ECLI:NL:CRVB:2020:1592
Centrale Raad van Beroep
- Hoger beroep
- Rechtspraak.nl
Weigering nabestaandenuitkering op basis van arbeidsongeschiktheid en kostenvergoeding in bezwaar
Op 23 juli 2020 heeft de Centrale Raad van Beroep uitspraak gedaan in een hoger beroep tegen de beslissing van de rechtbank Den Haag. De zaak betreft de weigering van de Sociale verzekeringsbank (Svb) om een nabestaandenuitkering toe te kennen aan appellante, omdat zij minder dan 45% arbeidsongeschikt werd geacht. Appellante had eerder een nabestaandenuitkering ontvangen, maar deze was ingetrokken omdat zij niet langer arbeidsongeschikt werd geacht. Na het overlijden van haar echtgenoot op 17 mei 2015, diende zij opnieuw een aanvraag in op 3 juli 2017. De Svb weigerde deze aanvraag op 9 augustus 2017, wat leidde tot een bezwaar dat door de Svb op 25 juni 2018 ongegrond werd verklaard.

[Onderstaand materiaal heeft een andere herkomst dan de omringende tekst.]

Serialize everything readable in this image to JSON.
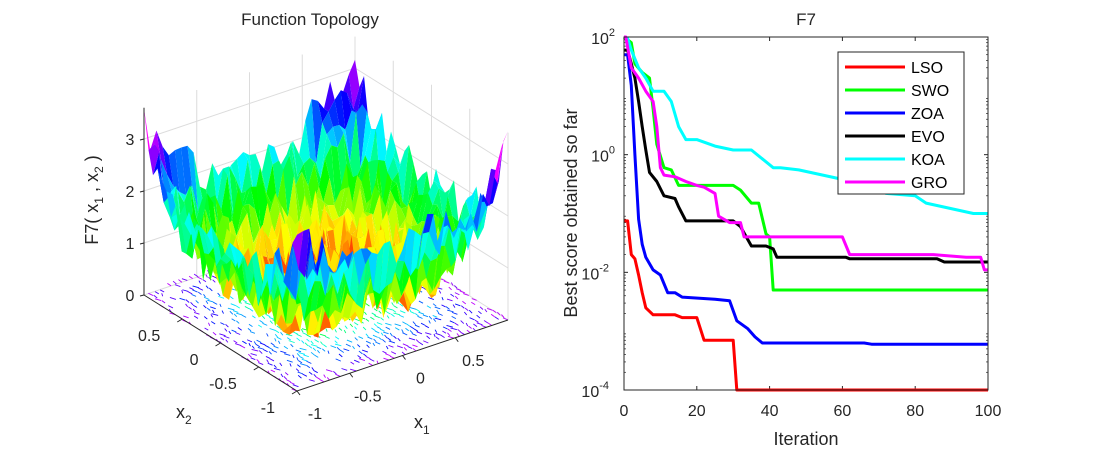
{
  "figure": {
    "left_panel": {
      "title": "Function Topology",
      "zlabel": "F7( x_1 , x_2 )",
      "zlabel_parts": {
        "prefix": "F7( x",
        "sub1": "1",
        "mid": " , x",
        "sub2": "2",
        "suffix": " )"
      },
      "xlabel_base": "x",
      "xlabel_sub": "1",
      "ylabel_base": "x",
      "ylabel_sub": "2",
      "z_ticks": [
        "0",
        "1",
        "2",
        "3"
      ],
      "x1_ticks": [
        "-1",
        "-0.5",
        "0",
        "0.5"
      ],
      "x2_ticks": [
        "-1",
        "-0.5",
        "0",
        "0.5"
      ]
    }
  },
  "chart_data": [
    {
      "type": "surface",
      "title": "Function Topology",
      "xlabel": "x1",
      "ylabel": "x2",
      "zlabel": "F7(x1, x2)",
      "xlim": [
        -1,
        1
      ],
      "ylim": [
        -1,
        1
      ],
      "zlim": [
        0,
        3.5
      ],
      "z_ticks": [
        0,
        1,
        2,
        3
      ],
      "x_ticks": [
        -1,
        -0.5,
        0,
        0.5
      ],
      "y_ticks": [
        -1,
        -0.5,
        0,
        0.5
      ],
      "colormap": "hsv-like (red low, through yellow, green, cyan, blue, magenta high)",
      "has_contour_base": true,
      "description": "Noisy bowl-shaped quartic function surface with random noise; minimum near center (~0), corners up to ~3.5"
    },
    {
      "type": "line",
      "title": "F7",
      "xlabel": "Iteration",
      "ylabel": "Best score obtained so far",
      "yscale": "log",
      "xlim": [
        0,
        100
      ],
      "ylim": [
        0.0001,
        100
      ],
      "x_ticks": [
        0,
        20,
        40,
        60,
        80,
        100
      ],
      "y_ticks": [
        {
          "base": "10",
          "exp": "-4"
        },
        {
          "base": "10",
          "exp": "-2"
        },
        {
          "base": "10",
          "exp": "0"
        },
        {
          "base": "10",
          "exp": "2"
        }
      ],
      "legend_position": "top-right",
      "series": [
        {
          "name": "LSO",
          "color": "#ff0000",
          "x": [
            1,
            2,
            3,
            4,
            5,
            6,
            8,
            14,
            16,
            20,
            22,
            30,
            31,
            100
          ],
          "values": [
            0.075,
            0.02,
            0.017,
            0.009,
            0.0045,
            0.0025,
            0.0019,
            0.0019,
            0.0017,
            0.0017,
            0.0007,
            0.0007,
            0.0001,
            0.0001
          ]
        },
        {
          "name": "SWO",
          "color": "#00ff00",
          "x": [
            1,
            2,
            3,
            5,
            7,
            8,
            9,
            11,
            13,
            15,
            30,
            32,
            35,
            37,
            39,
            40,
            41,
            100
          ],
          "values": [
            90,
            80,
            35,
            25,
            20,
            6,
            1.5,
            0.6,
            0.55,
            0.3,
            0.3,
            0.25,
            0.15,
            0.15,
            0.045,
            0.04,
            0.005,
            0.005
          ]
        },
        {
          "name": "ZOA",
          "color": "#0000ff",
          "x": [
            1,
            2,
            3,
            4,
            5,
            6,
            8,
            10,
            12,
            14,
            16,
            25,
            29,
            31,
            34,
            36,
            38,
            66,
            68,
            100
          ],
          "values": [
            50,
            15,
            1,
            0.08,
            0.03,
            0.018,
            0.011,
            0.009,
            0.0045,
            0.0045,
            0.0038,
            0.0035,
            0.0033,
            0.0015,
            0.0011,
            0.0008,
            0.00063,
            0.00063,
            0.0006,
            0.0006
          ]
        },
        {
          "name": "EVO",
          "color": "#000000",
          "x": [
            1,
            2,
            3,
            4,
            5,
            6,
            7,
            9,
            11,
            14,
            15,
            17,
            30,
            32,
            35,
            39,
            41,
            42,
            61,
            62,
            86,
            88,
            100
          ],
          "values": [
            60,
            35,
            20,
            8,
            3,
            1.2,
            0.5,
            0.35,
            0.2,
            0.18,
            0.13,
            0.075,
            0.075,
            0.06,
            0.028,
            0.028,
            0.025,
            0.018,
            0.018,
            0.017,
            0.017,
            0.015,
            0.015
          ]
        },
        {
          "name": "KOA",
          "color": "#00ffff",
          "x": [
            1,
            2,
            4,
            6,
            8,
            11,
            13,
            15,
            17,
            20,
            25,
            30,
            35,
            41,
            43,
            48,
            60,
            66,
            72,
            80,
            83,
            96,
            100
          ],
          "values": [
            95,
            60,
            30,
            20,
            12,
            12,
            8,
            3,
            1.8,
            1.8,
            1.4,
            1.2,
            1.2,
            0.6,
            0.6,
            0.55,
            0.38,
            0.35,
            0.22,
            0.2,
            0.15,
            0.1,
            0.1
          ]
        },
        {
          "name": "GRO",
          "color": "#ff00ff",
          "x": [
            0.5,
            2,
            4,
            6,
            8,
            9,
            10,
            11,
            14,
            17,
            20,
            22,
            25,
            26,
            29,
            32,
            33,
            35,
            60,
            62,
            85,
            94,
            96,
            98,
            99,
            100
          ],
          "values": [
            100,
            30,
            20,
            12,
            8,
            3,
            0.6,
            0.45,
            0.42,
            0.35,
            0.3,
            0.28,
            0.22,
            0.09,
            0.07,
            0.07,
            0.04,
            0.04,
            0.04,
            0.02,
            0.02,
            0.018,
            0.018,
            0.018,
            0.011,
            0.011
          ]
        }
      ]
    }
  ]
}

In hoger beroep stelde de gemachtigde van appellante dat het onderzoek dat aan de weigering ten grondslag lag onzorgvuldig was en dat er een onjuiste uitspraak was gedaan. Echter, de Raad oordeelde dat de gronden voor onzorgvuldigheid niet onderbouwd waren en dat de Svb terecht had geweigerd om de kosten van de bezwaarprocedure te vergoeden. De Raad verduidelijkte dat er geen sprake was van herroeping van het besluit, zoals vereist voor kostenvergoeding volgens artikel 7:15 van de Algemene wet bestuursrecht. De uitspraak van de rechtbank werd bevestigd, en er was geen aanleiding voor een veroordeling in de proceskosten.